Illustration shows miniature of robot and toy hand

By Max A. Cherney

(Reuters) - Chip startup Rivos said on Tuesday it raised $250 million in a funding round that will enable it to manufacture its first server chip geared for artificial intelligence.

Nvidia's combination of chips and CUDA software dominates the market for AI-related computing, and Nvidia gobbled up more than 80% market share of AI chips in 2023. But a host of startups and chip giants have started to launch competing products, such as Intel's Gaudi 3 and Meta's inference chip - both unveiled last week.

Rivos is tight-lipped about the specifics of the product, but has disclosed that its plans include designing chips based on the RISC-V architecture, which is an open source alternative to the architectures made by Arm, Intel and Advanced Micro Devices. Instruction set architectures such as RISC-V are the building blocks of semiconductor designs, and using the open source alternative means Rivos does not have to pay a license fee to Arm.

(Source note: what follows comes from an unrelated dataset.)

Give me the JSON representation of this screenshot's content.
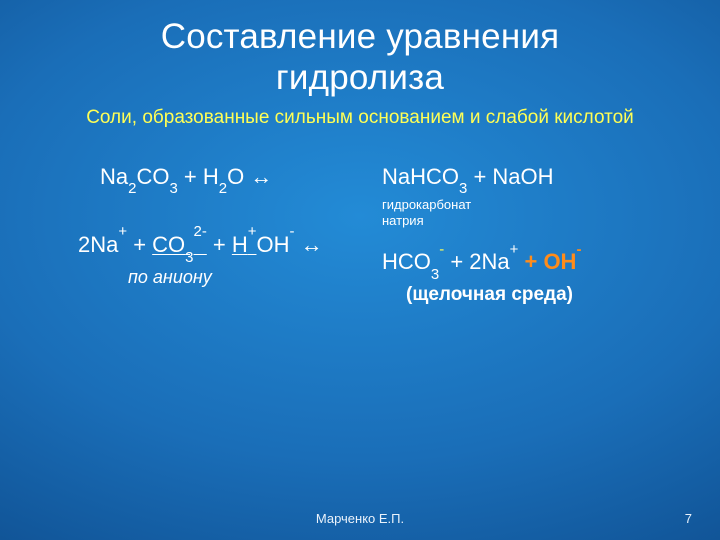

"RISC-V doesn't have a (large) software ecosystem, so I decided to form a company and then build software-defined hardware - just like what CUDA did with Nvidia," said Lip-Bu Tan, founding managing partner at Walden Catalyst, one of Rivos' investors.

Santa Clara, California-based Rivos is in the process of designing a server chip that combines a central processing unit and AI accelerator component that will be optimized for large language models and data analytics. The company began with the software necessary to compile computer code to allow the chip to run a program and designed the processor around the software.

"Usually the chip companies do it the other way: build the silicon, and then build the software on top," CEO Puneet Kumar told Reuters in an interview. "We decided, as a company that we should first look at software."

Matrix Capital Management was the largest investor in the funding round that also included investments from Intel, MediaTek and Dell Technologies.